Oh, how I've missed Days of Our Lives! Always working, I haven't had a chance to watch the soap opera since spring semester of my senior year at Kenyon when exchanging predictable melodrama for the poetry of Robert Frost felt like a fair trade. Today one of the actors has just received upsetting news regarding the baby she's carrying. Her doctor mentioned waiting for the "ultrasound results." Even though the writers' have their medical procedures slightly confused, I'm still compelled to shake my head. "If she only knew," I utter under my breath.

Archie awakes. He is lying in the bassinette John and I have set up in our keeping room. He stirs and I go to him. Careful not to pick the baby up underneath his arms so as not to stretch his healing incision and breastbone, I scoop the little man against my chest. As my face nears his, he forms a perfect "o" with his lips and coos. Not bad for a baby whose development should be delayed due to the many weeks he spent sedated, languishing on the ventilator. "Right back at you, Archie!" I say in response. "Ooooooo, baby boy. Oooooo…"
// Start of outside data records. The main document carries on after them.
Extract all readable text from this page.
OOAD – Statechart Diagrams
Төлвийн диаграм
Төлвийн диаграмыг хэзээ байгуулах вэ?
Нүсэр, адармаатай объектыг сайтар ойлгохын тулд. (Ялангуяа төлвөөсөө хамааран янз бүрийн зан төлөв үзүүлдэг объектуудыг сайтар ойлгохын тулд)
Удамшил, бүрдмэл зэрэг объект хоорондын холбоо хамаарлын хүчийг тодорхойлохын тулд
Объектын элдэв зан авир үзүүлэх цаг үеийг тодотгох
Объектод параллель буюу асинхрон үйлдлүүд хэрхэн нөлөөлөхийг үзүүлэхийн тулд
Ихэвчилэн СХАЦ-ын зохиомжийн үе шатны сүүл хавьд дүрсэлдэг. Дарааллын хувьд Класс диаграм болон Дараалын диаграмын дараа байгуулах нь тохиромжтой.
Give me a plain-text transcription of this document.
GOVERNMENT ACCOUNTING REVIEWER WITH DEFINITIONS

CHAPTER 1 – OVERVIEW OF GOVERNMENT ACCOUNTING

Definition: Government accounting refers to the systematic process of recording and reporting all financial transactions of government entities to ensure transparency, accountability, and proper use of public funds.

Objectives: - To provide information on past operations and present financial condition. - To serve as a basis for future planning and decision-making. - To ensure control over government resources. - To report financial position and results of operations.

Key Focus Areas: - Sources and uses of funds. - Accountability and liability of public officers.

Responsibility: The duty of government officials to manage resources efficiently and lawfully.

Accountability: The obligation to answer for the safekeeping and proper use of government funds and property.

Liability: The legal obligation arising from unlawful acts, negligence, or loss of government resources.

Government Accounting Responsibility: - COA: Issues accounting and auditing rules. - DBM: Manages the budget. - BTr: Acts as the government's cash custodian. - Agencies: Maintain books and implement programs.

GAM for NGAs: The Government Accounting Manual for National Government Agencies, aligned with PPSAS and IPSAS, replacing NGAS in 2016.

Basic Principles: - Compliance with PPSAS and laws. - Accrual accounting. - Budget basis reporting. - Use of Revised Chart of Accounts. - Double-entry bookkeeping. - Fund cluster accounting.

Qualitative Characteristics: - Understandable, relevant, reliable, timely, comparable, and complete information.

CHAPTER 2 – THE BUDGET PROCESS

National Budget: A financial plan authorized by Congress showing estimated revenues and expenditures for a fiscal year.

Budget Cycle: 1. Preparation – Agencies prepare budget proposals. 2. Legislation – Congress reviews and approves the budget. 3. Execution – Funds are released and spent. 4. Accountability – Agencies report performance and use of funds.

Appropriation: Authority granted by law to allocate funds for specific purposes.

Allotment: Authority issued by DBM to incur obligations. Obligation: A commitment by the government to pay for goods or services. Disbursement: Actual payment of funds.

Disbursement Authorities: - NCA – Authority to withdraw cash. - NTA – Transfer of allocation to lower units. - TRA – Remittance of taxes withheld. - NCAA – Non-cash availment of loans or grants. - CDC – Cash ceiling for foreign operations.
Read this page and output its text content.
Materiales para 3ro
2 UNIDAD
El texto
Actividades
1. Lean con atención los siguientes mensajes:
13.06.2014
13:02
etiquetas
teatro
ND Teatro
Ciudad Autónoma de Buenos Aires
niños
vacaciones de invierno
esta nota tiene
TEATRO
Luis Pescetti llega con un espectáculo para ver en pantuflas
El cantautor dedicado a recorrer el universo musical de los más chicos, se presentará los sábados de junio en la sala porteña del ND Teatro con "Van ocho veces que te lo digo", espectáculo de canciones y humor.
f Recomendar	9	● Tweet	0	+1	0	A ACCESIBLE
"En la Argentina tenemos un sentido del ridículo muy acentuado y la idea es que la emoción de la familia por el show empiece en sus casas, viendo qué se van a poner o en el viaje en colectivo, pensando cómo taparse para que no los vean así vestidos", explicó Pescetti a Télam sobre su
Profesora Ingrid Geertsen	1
Today Archie is eating better than he ever has before. He attacks his bottle without hesitation and sucks down his formula as if he's finally figured out what this feeding business is all about. I tell the nurse who calls me from Archie's pediatrician's office all this, only she doesn't seem to understand the extent of my enthusiasm. "Just make sure he has several wet diapers and frequent bowel movements," she advises.

"Of course I will," I respond.

"When will Home Health be out to check his weight?" she asked.

"Tomorrow," I offer. "The woman said sometime tomorrow afternoon."

"Ok, I'll talk to you then," the nurse says and then hangs up. I sigh as I put down the phone. When I find myself resenting the checks and balances system the baby's doctors have crafted to monitor his progress, I try to remind myself that it is all intended to protect Archie. This nurse doesn't know that I spend every moment of every day worrying about my baby's wellbeing and doing what I can to see that he thrives under my care.

This afternoon, though, it's just my son and I. After the baby finishes his bottle and falls asleep in my arms, I place him back in his bassinette. I pour a cup of coffee and consult my calendar. The BabyNet coordinator is supposed to get back to me by the end of this week about setting up Archie's first at-home visit with a therapist who will work on the baby's motor skills. In two weeks Archie and I have appointments to see the hematologist and cardiologist. I put my calendar away and return to the couch, hoping to read a chapter or two in my book before Archie wakes up again and wants to play with me. My eyes grow heavier with each page. The actors' voices sound loud and slurry now as sleep envelops me, my senses dimming. Archie's whine suddenly snaps me back from the void. Promises to keep, I think as I get up off the couch and move toward the bassinette. Miles to go before I sleep, miles to go before I sleep.